Tras la desgracia que asoló nuestro hogar, me refugié en el abuelo. En él encontré el mismo amparo que el del viajero que es sorprendido por una tormenta al que los dioses le regalan un abrigo donde guarecerse en mitad del monte tenebroso. Los paseos por el campo y las cosas que aprendía de él llenaban por completo tanto mi cabecita como mi pequeño corazón.

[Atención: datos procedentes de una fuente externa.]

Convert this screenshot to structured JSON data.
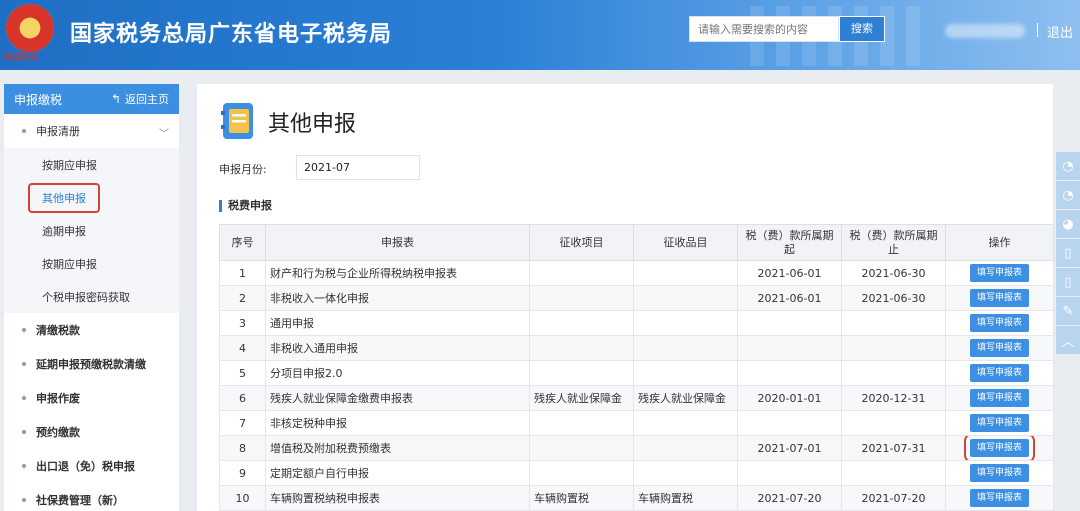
{
  "header": {
    "site_title": "国家税务总局广东省电子税务局",
    "emblem_caption": "中国税务",
    "search_placeholder": "请输入需要搜索的内容",
    "search_button": "搜索",
    "logout": "退出"
  },
  "sidebar": {
    "head_title": "申报缴税",
    "back_label": "返回主页",
    "groups": [
      {
        "label": "申报清册"
      },
      {
        "label": "清缴税款"
      },
      {
        "label": "延期申报预缴税款清缴"
      },
      {
        "label": "申报作废"
      },
      {
        "label": "预约缴款"
      },
      {
        "label": "出口退（免）税申报"
      },
      {
        "label": "社保费管理（新）"
      }
    ],
    "subitems": [
      {
        "label": "按期应申报"
      },
      {
        "label": "其他申报"
      },
      {
        "label": "逾期申报"
      },
      {
        "label": "按期应申报"
      },
      {
        "label": "个税申报密码获取"
      }
    ]
  },
  "main": {
    "page_title": "其他申报",
    "month_label": "申报月份:",
    "month_value": "2021-07",
    "section_title": "税费申报",
    "columns": [
      "序号",
      "申报表",
      "征收项目",
      "征收品目",
      "税（费）款所属期起",
      "税（费）款所属期止",
      "操作"
    ],
    "action_label": "填写申报表",
    "rows": [
      {
        "no": "1",
        "form": "财产和行为税与企业所得税纳税申报表",
        "item": "",
        "sub": "",
        "start": "2021-06-01",
        "end": "2021-06-30"
      },
      {
        "no": "2",
        "form": "非税收入一体化申报",
        "item": "",
        "sub": "",
        "start": "2021-06-01",
        "end": "2021-06-30"
      },
      {
        "no": "3",
        "form": "通用申报",
        "item": "",
        "sub": "",
        "start": "",
        "end": ""
      },
      {
        "no": "4",
        "form": "非税收入通用申报",
        "item": "",
        "sub": "",
        "start": "",
        "end": ""
      },
      {
        "no": "5",
        "form": "分项目申报2.0",
        "item": "",
        "sub": "",
        "start": "",
        "end": ""
      },
      {
        "no": "6",
        "form": "残疾人就业保障金缴费申报表",
        "item": "残疾人就业保障金",
        "sub": "残疾人就业保障金",
        "start": "2020-01-01",
        "end": "2020-12-31"
      },
      {
        "no": "7",
        "form": "非核定税种申报",
        "item": "",
        "sub": "",
        "start": "",
        "end": ""
      },
      {
        "no": "8",
        "form": "增值税及附加税费预缴表",
        "item": "",
        "sub": "",
        "start": "2021-07-01",
        "end": "2021-07-31"
      },
      {
        "no": "9",
        "form": "定期定额户自行申报",
        "item": "",
        "sub": "",
        "start": "",
        "end": ""
      },
      {
        "no": "10",
        "form": "车辆购置税纳税申报表",
        "item": "车辆购置税",
        "sub": "车辆购置税",
        "start": "2021-07-20",
        "end": "2021-07-20"
      }
    ]
  },
  "floatbar": {
    "icons": [
      "chat-icon",
      "chat-icon",
      "weibo-icon",
      "phone-icon",
      "phone-icon",
      "edit-icon",
      "up-arrow-icon"
    ]
  }
}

Una de las mañanas que salimos de casa con el abuelo, ocurrió algo distinto. Solíamos ir al campo, donde él recogía espárragos, caracoles o plantas medicinales y yo me sentaba junto al cesto de mimbre en el que dormía Alexias. Como he dicho, muchas veces me entretenía trenzando coronas de flores o jugaba con las hormigas que desfilaban a mis pies. Algunos días, era una niña buena, y con ayuda de una brizna de paja hacía regresar al camino a las extraviadas. Otras era perversa y me entretenía en pisotearlas. Sin embargo, esa mañana el abuelo me sorprendió.